CAIRO: Policemen are demanding the restructure of police mechanism inside prisons and police stations and a furious battle against terrorism, especially in Sinai.
Police coalitions allocated some points to restructure the police by establishing human resources department at the Ministry of interior to improve the performance of policemen, receive suggestions from policemen and citizens, and respond to them.
Constitutional jurist Mohammed Nour Farahat criticized the by Interior Ministry officials’ denial of torture in prisons or police stations, denouncing their claims that these are individual incidents. He said restructuring police service will happen by providing it with modern mechanism for criminal investigation and issuing serious instructions of preventing use of violence in police stations and prisons.
Security expert Refaat Abdel Hamid said police service needs high international security training to be able to confront terrorism, as well as appointing interior minister deputies to put necessary security strategies and using a more direct security confrontation system.
Former Interior Minister assistant Mohamed Nour al-Din said the police needs modern technologies such as the cameras the British police use to reserve the rights of policemen and suspects in case they use violence while arresting them, as well as modern cars and weapons.
Various officials at Interior ministry denounced using the term “restructuring ministry of interior,” reported Youm7.

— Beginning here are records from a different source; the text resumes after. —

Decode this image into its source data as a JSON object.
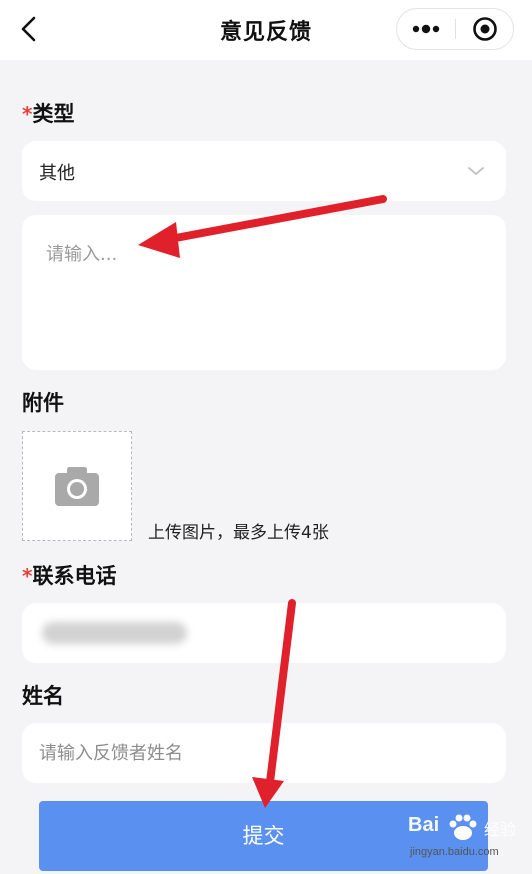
{
  "navbar": {
    "title": "意见反馈"
  },
  "form": {
    "type_label": "类型",
    "type_value": "其他",
    "description_placeholder": "请输入...",
    "attachment_label": "附件",
    "attachment_hint": "上传图片，最多上传4张",
    "phone_label": "联系电话",
    "name_label": "姓名",
    "name_placeholder": "请输入反馈者姓名",
    "required_mark": "*"
  },
  "submit_label": "提交",
  "watermark": {
    "brand": "Bai",
    "brand_suffix": "经验",
    "url": "jingyan.baidu.com"
  },
  "colors": {
    "required": "#e8413c",
    "submit_button": "#5a90f0",
    "annotation_arrow": "#e0202a",
    "page_background": "#f4f4f6"
  },
  "icons": {
    "back": "chevron-left-icon",
    "more": "more-dots-icon",
    "close": "target-circle-icon",
    "dropdown": "chevron-down-icon",
    "upload": "camera-icon"
  }
}
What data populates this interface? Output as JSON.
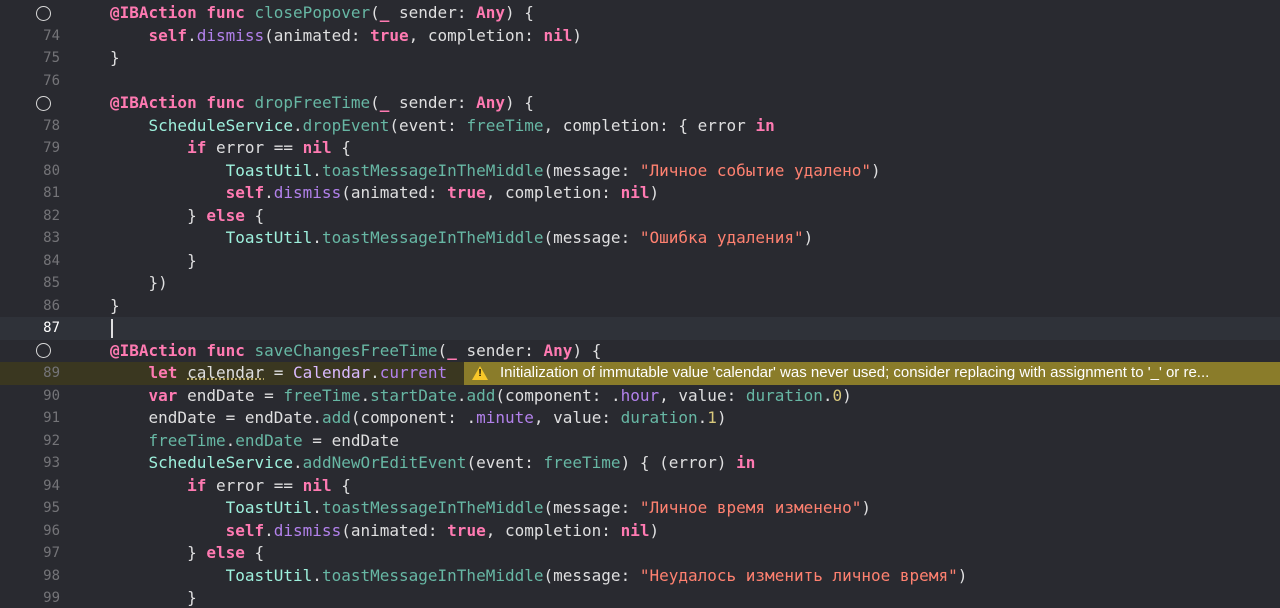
{
  "editor": {
    "language": "Swift",
    "theme_colors": {
      "background": "#292a30",
      "keyword": "#ff7ab2",
      "string": "#ff8170",
      "number": "#d9c97c",
      "type": "#dabaff",
      "project_method": "#67b7a4",
      "plain": "#dfdfe0",
      "warning_bg": "#8a7c2a"
    },
    "lines": [
      {
        "num": "",
        "breakpoint_icon": "method-circle-icon"
      },
      {
        "num": "74"
      },
      {
        "num": "75"
      },
      {
        "num": "76"
      },
      {
        "num": "",
        "breakpoint_icon": "method-circle-icon"
      },
      {
        "num": "78"
      },
      {
        "num": "79"
      },
      {
        "num": "80"
      },
      {
        "num": "81"
      },
      {
        "num": "82"
      },
      {
        "num": "83"
      },
      {
        "num": "84"
      },
      {
        "num": "85"
      },
      {
        "num": "86"
      },
      {
        "num": "87"
      },
      {
        "num": "",
        "breakpoint_icon": "method-circle-icon"
      },
      {
        "num": "89"
      },
      {
        "num": "90"
      },
      {
        "num": "91"
      },
      {
        "num": "92"
      },
      {
        "num": "93"
      },
      {
        "num": "94"
      },
      {
        "num": "95"
      },
      {
        "num": "96"
      },
      {
        "num": "97"
      },
      {
        "num": "98"
      },
      {
        "num": "99"
      }
    ],
    "tokens": {
      "ibaction": "@IBAction",
      "func": "func",
      "sender": " sender: ",
      "any": "Any",
      "self": "self",
      "dismiss": "dismiss",
      "animated": "(animated: ",
      "true": "true",
      "completion": ", completion: ",
      "nil": "nil",
      "close_popover": "closePopover",
      "drop_free_time": "dropFreeTime",
      "save_changes_free_time": "saveChangesFreeTime",
      "schedule_service": "ScheduleService",
      "drop_event": "dropEvent",
      "free_time": "freeTime",
      "error": "error",
      "in": "in",
      "if": "if",
      "else": "else",
      "toast_util": "ToastUtil",
      "toast_method": "toastMessageInTheMiddle",
      "message": "(message: ",
      "str_deleted": "\"Личное событие удалено\"",
      "str_delete_error": "\"Ошибка удаления\"",
      "str_changed": "\"Личное время изменено\"",
      "str_change_failed": "\"Неудалось изменить личное время\"",
      "let": "let",
      "var": "var",
      "calendar_var": "calendar",
      "calendar_type": "Calendar",
      "current": "current",
      "end_date": "endDate",
      "start_date": "startDate",
      "add": "add",
      "hour": "hour",
      "minute": "minute",
      "duration": "duration",
      "zero": "0",
      "one": "1",
      "add_new_or_edit_event": "addNewOrEditEvent"
    },
    "warning": {
      "icon": "warning-triangle-icon",
      "text": "Initialization of immutable value 'calendar' was never used; consider replacing with assignment to '_' or re..."
    }
  }
}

After June 30, many human right activists and detainees claimed that there are torture in prisons, demanding “restructuring the ministry of interior,” the term that has been criticized by many former police officials.
Minister of Interior former assistant Mohsen Hefzy denounced those who use the term “restructuring the Ministry of Interior” while police officers are dying daily in checkpoints. He demands securing them to be able to confront risks.

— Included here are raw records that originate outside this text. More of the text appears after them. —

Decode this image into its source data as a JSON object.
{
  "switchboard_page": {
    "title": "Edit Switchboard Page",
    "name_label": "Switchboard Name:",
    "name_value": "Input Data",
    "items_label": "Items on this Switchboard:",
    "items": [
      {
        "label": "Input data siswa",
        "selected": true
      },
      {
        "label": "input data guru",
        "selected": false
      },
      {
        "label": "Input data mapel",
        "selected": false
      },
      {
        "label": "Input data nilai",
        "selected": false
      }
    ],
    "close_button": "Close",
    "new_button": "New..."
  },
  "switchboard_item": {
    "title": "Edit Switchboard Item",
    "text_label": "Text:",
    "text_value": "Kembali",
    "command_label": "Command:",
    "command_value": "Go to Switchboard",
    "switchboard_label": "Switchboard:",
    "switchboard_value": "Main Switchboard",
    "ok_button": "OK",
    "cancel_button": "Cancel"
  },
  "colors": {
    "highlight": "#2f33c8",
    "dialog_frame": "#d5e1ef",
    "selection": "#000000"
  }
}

He demanded the government to apply the terrorism law and to “ignore” the human rights organizations that claims that there are torture acts in prisons and police stations.
Regarding the claims of torture in police stations, Hefzy said that if that is true, the police officers should be punished. He believes the Muslim Brotherhood initiated these claims in the 1990s that they were subjected to violations to gain sympathy, which proved to be wrong.

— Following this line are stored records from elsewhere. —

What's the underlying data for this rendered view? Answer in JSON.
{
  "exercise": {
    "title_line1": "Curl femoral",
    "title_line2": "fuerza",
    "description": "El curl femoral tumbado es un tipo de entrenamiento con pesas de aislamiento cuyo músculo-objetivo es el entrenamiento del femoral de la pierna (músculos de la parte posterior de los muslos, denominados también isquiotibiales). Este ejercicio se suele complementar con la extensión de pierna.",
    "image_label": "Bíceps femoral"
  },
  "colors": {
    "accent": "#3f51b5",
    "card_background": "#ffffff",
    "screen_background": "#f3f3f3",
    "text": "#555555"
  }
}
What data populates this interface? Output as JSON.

Another Minister of Interior former assistant Hossam Lashen said the ministry needs to be armed to cope with the “criminals and terrorists’ weapons.”
Another Minister of interior former assistant Mohamed Nour al-Deen told Youm7 on Tuesday that the Ministry of Interior is following a new policy.
Despite the fact that the minister denied any torture in police stations, various detainees gave testimony regarding the alleged torture they were subjected to during their detention in police stations.
Many detainees said that they were subjected to various violations and have been brutally beaten during their detention in police stations. The ministry of interior, however, issued a statement on Feb. 11 denying that acts of torture or human rights abuses in prisons.
The ministry said it “welcomes any demand from any human rights organization, whether from official or non-governmental organizations, to visit prisons.” Since then, various organizations demanded scheduling visits to jailed activists in their places of detention to inspect their condition.
The ministry repeatedly denied on Feb. 14 that there was no torture or violations of human rights in prison and welcomed inspections by human rights groups.
“Anyone who suffered from torture has to file a complaint [directly with the Ministry of Interior] and it will be addressed,” Minister of Interior assistant Abdel Karim said in a phone call with CBC channel on Feb. 14, claiming that the ministry does not accept any violations.